El adolescente no cuenta con un comportamiento estático. Los cambios constantes en su personalidad aún no definida, afianzan el éxito de los distintos programas de reinserción familiar y social y los vuelve receptivos a los tratamientos rehabilitantes, por lo que creemos que la clave está en concentrar los recursos en el diseño de políticas focales en la escolarización y reeducación del menor que amplíen sus oportunidades posteriores de empleo y su readaptación.
El encarcelamiento temprano de una persona, la estigmatiza, la posiciona en un lugar excluyente de la comunidad, reproduce internamente la violencia que muchas veces es causa de la delincuencia infantil. El encierro los convierte en profesionales del delito mucho antes de que comprendan en su totalidad el orden legal que los rodea.

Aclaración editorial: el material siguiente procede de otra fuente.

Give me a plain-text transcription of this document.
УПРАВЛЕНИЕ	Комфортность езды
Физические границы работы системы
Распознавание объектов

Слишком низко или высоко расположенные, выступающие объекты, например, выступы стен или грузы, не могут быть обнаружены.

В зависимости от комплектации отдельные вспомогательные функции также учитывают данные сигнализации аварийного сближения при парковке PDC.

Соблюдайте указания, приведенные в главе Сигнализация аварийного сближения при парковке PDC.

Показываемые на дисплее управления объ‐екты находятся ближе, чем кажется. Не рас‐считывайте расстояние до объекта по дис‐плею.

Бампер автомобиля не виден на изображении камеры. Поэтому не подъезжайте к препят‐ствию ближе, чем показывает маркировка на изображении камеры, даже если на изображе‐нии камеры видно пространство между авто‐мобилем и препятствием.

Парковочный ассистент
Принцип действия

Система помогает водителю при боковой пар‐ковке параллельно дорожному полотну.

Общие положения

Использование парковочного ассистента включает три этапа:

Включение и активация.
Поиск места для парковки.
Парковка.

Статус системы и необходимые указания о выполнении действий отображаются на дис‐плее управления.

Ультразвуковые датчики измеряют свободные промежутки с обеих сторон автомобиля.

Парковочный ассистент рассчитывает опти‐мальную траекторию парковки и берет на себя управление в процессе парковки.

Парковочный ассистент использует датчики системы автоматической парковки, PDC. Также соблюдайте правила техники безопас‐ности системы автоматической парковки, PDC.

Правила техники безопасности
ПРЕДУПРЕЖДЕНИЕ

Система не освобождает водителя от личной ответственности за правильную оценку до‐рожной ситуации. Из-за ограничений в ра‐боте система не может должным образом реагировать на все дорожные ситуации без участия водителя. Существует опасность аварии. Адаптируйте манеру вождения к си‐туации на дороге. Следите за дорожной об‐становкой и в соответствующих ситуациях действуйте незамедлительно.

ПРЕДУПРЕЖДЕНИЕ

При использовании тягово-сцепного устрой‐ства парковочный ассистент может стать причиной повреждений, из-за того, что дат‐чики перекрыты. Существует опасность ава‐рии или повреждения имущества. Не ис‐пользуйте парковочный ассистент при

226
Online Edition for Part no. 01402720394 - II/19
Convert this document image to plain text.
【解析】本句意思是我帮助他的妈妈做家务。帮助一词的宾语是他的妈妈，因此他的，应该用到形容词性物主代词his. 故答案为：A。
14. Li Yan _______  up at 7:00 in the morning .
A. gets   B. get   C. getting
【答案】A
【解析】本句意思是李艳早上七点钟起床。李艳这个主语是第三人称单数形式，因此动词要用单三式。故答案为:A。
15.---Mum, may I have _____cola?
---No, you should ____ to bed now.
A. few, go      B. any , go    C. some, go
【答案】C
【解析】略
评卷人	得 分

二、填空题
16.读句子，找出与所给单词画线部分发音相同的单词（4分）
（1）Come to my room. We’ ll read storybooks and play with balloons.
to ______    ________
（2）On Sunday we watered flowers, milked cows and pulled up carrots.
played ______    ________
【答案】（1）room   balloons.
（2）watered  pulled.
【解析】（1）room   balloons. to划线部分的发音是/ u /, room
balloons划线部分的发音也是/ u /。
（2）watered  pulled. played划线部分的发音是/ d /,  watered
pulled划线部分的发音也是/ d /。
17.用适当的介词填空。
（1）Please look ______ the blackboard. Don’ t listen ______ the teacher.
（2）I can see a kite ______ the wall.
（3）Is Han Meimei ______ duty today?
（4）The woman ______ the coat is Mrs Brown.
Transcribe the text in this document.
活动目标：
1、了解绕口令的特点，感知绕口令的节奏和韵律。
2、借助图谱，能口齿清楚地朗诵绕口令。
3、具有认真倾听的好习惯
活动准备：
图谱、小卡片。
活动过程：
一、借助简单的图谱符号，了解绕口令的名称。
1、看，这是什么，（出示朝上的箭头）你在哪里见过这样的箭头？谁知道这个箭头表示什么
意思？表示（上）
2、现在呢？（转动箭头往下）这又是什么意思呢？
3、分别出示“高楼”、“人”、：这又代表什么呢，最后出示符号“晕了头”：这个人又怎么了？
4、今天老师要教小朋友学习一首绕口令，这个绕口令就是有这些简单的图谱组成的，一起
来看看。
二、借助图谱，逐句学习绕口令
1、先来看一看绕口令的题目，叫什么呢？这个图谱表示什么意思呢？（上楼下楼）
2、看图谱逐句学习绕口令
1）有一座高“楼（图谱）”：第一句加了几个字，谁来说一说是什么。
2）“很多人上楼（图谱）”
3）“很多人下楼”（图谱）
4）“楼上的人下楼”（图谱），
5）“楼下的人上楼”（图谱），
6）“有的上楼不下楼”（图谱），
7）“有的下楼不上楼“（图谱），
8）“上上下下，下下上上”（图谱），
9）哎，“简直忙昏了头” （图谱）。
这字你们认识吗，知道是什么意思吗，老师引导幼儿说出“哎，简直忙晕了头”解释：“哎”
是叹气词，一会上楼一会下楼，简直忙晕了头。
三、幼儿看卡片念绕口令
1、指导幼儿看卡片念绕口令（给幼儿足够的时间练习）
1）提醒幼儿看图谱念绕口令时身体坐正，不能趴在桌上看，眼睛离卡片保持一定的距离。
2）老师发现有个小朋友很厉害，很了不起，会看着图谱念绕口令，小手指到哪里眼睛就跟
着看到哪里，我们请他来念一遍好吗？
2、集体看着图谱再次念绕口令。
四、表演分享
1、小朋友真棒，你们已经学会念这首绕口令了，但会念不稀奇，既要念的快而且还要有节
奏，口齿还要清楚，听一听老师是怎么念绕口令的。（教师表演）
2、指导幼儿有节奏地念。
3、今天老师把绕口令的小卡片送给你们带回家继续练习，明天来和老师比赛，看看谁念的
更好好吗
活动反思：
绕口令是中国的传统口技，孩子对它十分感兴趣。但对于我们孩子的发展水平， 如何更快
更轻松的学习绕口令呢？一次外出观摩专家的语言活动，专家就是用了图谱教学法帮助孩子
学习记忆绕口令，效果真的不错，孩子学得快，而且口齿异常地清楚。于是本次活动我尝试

Asimismo, aunque el niño no haya completado su desarrollo madurativo, una vez alcanzada la edad mínima legal, se presume que cuenta con las herramientas suficientes para comprender la conducta realizada. Esta presunción lo vuelve susceptible de un reproche de culpabilidad reducida y por lo tanto, se lo juzga capaz de asumir las consecuencias por su accionar contrario a la ley. Consecuencias que deben ser medidas, racionales y proporcionales al hecho en cuestión, ignorando conjeturas sobre su peligrosidad o su condición familiar previa.
En este sentido, las medidas socio-educativas representan una alternativa viable a la privación de libertad, teniendo en cuenta tanto su ánimo conciliatorio y de reparación de la víctima, como el efecto negativo y contraproducente que la prisión e institucionalización provoca en el adolescente.
Tomar la baja de la edad de imputabilidad penal como único parámetro para solucionar la inseguridad implica un evidente retroceso. Aprovechemos el resurgimiento del debate y no esperemos la pérdida de nuevas vidas para asumir la evidente contradicción de nuestro sistema y readecuar nuestra legislación.